Fallo ora se vuoi farlo.
Potrebbe suonare un po’ troppo semplice, ma agisce come una scossa. Bando alle ciance, alle procrastinazioni, alle linee di fine e di inizio anno. Fermo restando che le programmazioni sono indispensabili. Un mondo senza riferimenti temporali cadrebbe nel caos: l’organizzazione è basata sul numero. Le valutazioni, le analisi, le sintesi sono possibili grazie ai numeri, a riferimenti oggettivi, a dati da prendere in considerazione, confrontare, leggere.
Sono proprio queste le abilità che mettono a tacere i Bias e mi fanno da specchio di ciò che sono obiettivamente. Può far male oppure motivare a continuare.
Sei sulla buona strada, hai ottenuto dei risultati, vai avanti, ora.
Quell’ultima parola aggiusta un altro difetto di progettazione:
L’AKRASIA
È un termine che deriva dal greco e sta ad indicare la debolezza di volontà o di agire con razionalità. L’effetto è che si continua a rimandare al domani e si ignora il proprio grillo parlante.
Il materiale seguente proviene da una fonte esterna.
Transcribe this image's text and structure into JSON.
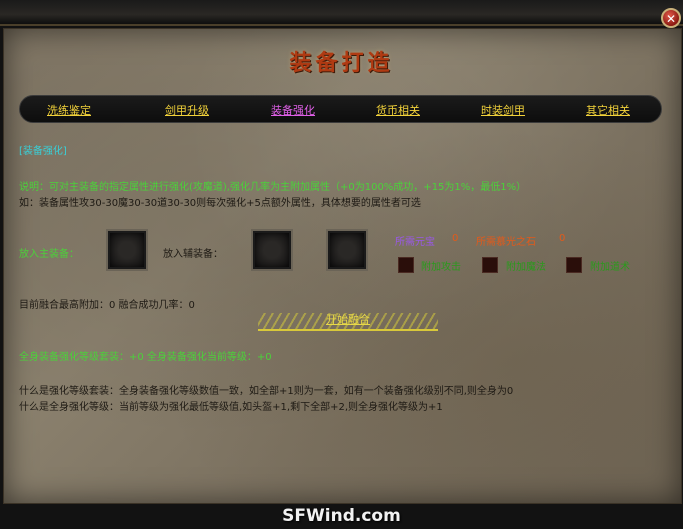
{
  "window": {
    "title": "装备打造",
    "close_glyph": "✕"
  },
  "tabs": [
    {
      "label": "洗练鉴定",
      "active": false
    },
    {
      "label": "剑甲升级",
      "active": false
    },
    {
      "label": "装备强化",
      "active": true
    },
    {
      "label": "货币相关",
      "active": false
    },
    {
      "label": "时装剑甲",
      "active": false
    },
    {
      "label": "其它相关",
      "active": false
    }
  ],
  "section": {
    "header": "[装备强化]",
    "desc_line1": "说明：可对主装备的指定属性进行强化(攻魔道),强化几率为主附加属性（+0为100%成功，+15为1%，最低1%）",
    "desc_line2": "如：装备属性攻30-30魔30-30道30-30则每次强化+5点额外属性，具体想要的属性者可选"
  },
  "slots": {
    "main_label": "放入主装备：",
    "aux_label": "放入辅装备："
  },
  "costs": {
    "yuanbao_label": "所需元宝",
    "yuanbao_value": "0",
    "stone_label": "所需慕光之石",
    "stone_value": "0"
  },
  "options": [
    {
      "label": "附加攻击"
    },
    {
      "label": "附加魔法"
    },
    {
      "label": "附加道术"
    }
  ],
  "fusion": {
    "status": "目前融合最高附加：0 融合成功几率：0",
    "button_label": "开始融合"
  },
  "suit": {
    "line": "全身装备强化等级套装：+0   全身装备强化当前等级：+0"
  },
  "help": {
    "line1": "什么是强化等级套装：全身装备强化等级数值一致，如全部+1则为一套，如有一个装备强化级别不同,则全身为0",
    "line2": "什么是全身强化等级：当前等级为强化最低等级值,如头盔+1,剩下全部+2,则全身强化等级为+1"
  },
  "watermark": "SFWind.com",
  "colors": {
    "title": "#b03a12",
    "tab": "#f2d23a",
    "tab_active": "#e060e8",
    "header": "#39d0d8",
    "desc": "#4bd23a",
    "cost_yuanbao": "#9a58e8",
    "cost_stone": "#e25a1a"
  }
}
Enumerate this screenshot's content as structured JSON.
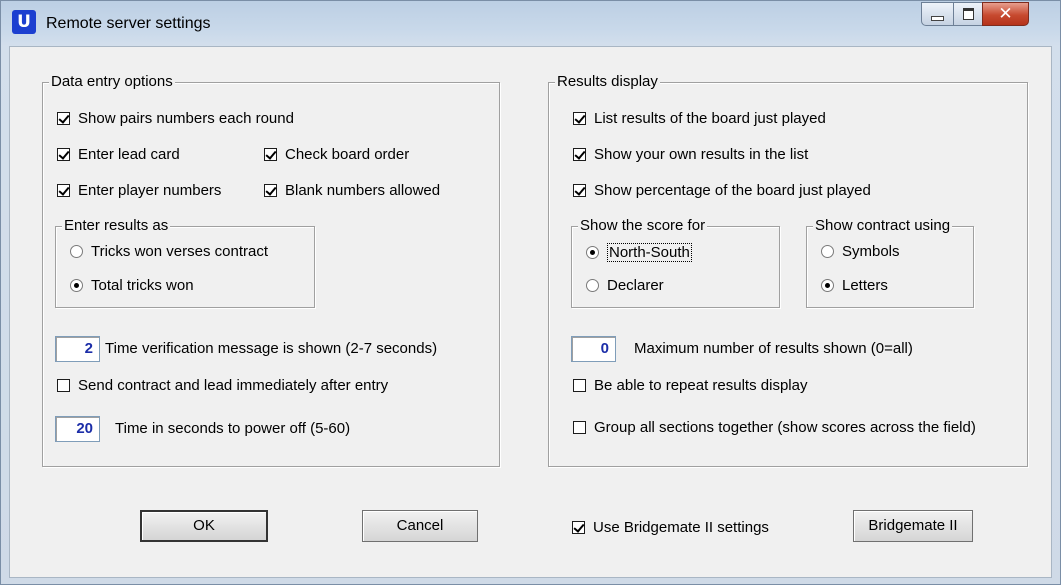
{
  "window": {
    "title": "Remote server settings",
    "app_icon": "U"
  },
  "data_entry": {
    "title": "Data entry options",
    "show_pairs": {
      "label": "Show pairs numbers each round",
      "checked": true
    },
    "enter_lead": {
      "label": "Enter lead card",
      "checked": true
    },
    "check_board": {
      "label": "Check board order",
      "checked": true
    },
    "enter_player": {
      "label": "Enter player numbers",
      "checked": true
    },
    "blank_numbers": {
      "label": "Blank numbers allowed",
      "checked": true
    },
    "enter_results": {
      "title": "Enter results as",
      "tricks_vs": {
        "label": "Tricks won verses contract",
        "selected": false
      },
      "total_tricks": {
        "label": "Total tricks won",
        "selected": true
      }
    },
    "time_verification": {
      "value": "2",
      "label": "Time verification message is shown (2-7 seconds)"
    },
    "send_contract": {
      "label": "Send contract and lead immediately after entry",
      "checked": false
    },
    "power_off": {
      "value": "20",
      "label": "Time in seconds to power off (5-60)"
    }
  },
  "results_display": {
    "title": "Results display",
    "list_results": {
      "label": "List results of the board just played",
      "checked": true
    },
    "show_own": {
      "label": "Show your own results in the list",
      "checked": true
    },
    "show_percentage": {
      "label": "Show percentage of the board just played",
      "checked": true
    },
    "score_for": {
      "title": "Show the score for",
      "north_south": {
        "label": "North-South",
        "selected": true
      },
      "declarer": {
        "label": "Declarer",
        "selected": false
      }
    },
    "contract_using": {
      "title": "Show contract using",
      "symbols": {
        "label": "Symbols",
        "selected": false
      },
      "letters": {
        "label": "Letters",
        "selected": true
      }
    },
    "max_results": {
      "value": "0",
      "label": "Maximum number of results shown (0=all)"
    },
    "repeat_display": {
      "label": "Be able to repeat results display",
      "checked": false
    },
    "group_sections": {
      "label": "Group all sections together (show scores across the field)",
      "checked": false
    }
  },
  "footer": {
    "ok": "OK",
    "cancel": "Cancel",
    "use_bm2": {
      "label": "Use Bridgemate II settings",
      "checked": true
    },
    "bm2_button": "Bridgemate II"
  }
}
Spunto strategico: quando ti senti incartato e non sai che pesci pigliare, fermati e dai voce al grillo parlante. Per ricordarsi di questo importante alleato che c’è in te stampati una sua immagine e mettila nel portafogli o altrove. Ti proteggerà. Tratto da: Coaching e paganesimo, come potenziare la propria identità con nuove divinità? (Ed. Orientareoggi, Massimo Ravasi, anno 2025)
L’Akrasia è una sorta di forza invisibile che blocca la volontà. Ogni sforzo sembra invano.
È una forza che conosce molto bene i difetti di fabbricazione dell’essere umano. Così butta lì frasi del tipo:
con l’anno nuovo, amico, si inizia, ce la farai.
E qui ritorna il dubbio che la fine e l’inizio siano il prodotto di una cultura che vuol dare forza all’Akrasia.
Gli studi rivelano che questo atteggiamento sia il risultato di una distanza temporale fra l’impegno richiesto nel presente e il risultato finale da raggiungere. Una soluzione? Ad esempio: suonare le trombe per svegliare il proprio Capitano addetto alla Disciplina.

Ora si è dato avvio alla battaglia. E’ una sorta di scontro fra Titani: Akrasia e Consapevolezza, Consapevolezza e Bias.
Sul campo arriva anche il Dubbio.
Nel dubbio c’è il bianco e il nero, potrei cadere, potrei non farcela, ma anche farcela, restare, arrivare alla fine. Il dubbio mette in crisi, fa sentire insicuri, ma nel dubbio c’è anche possibilità.
Amleto che si chiede: essere o non essere? Una domanda che contiene sia l’inizio che la fine.
La ricetta per sciogliere il dubbio?
Respira
Ed ora coraggio, dillo: I will be. I will be Sir!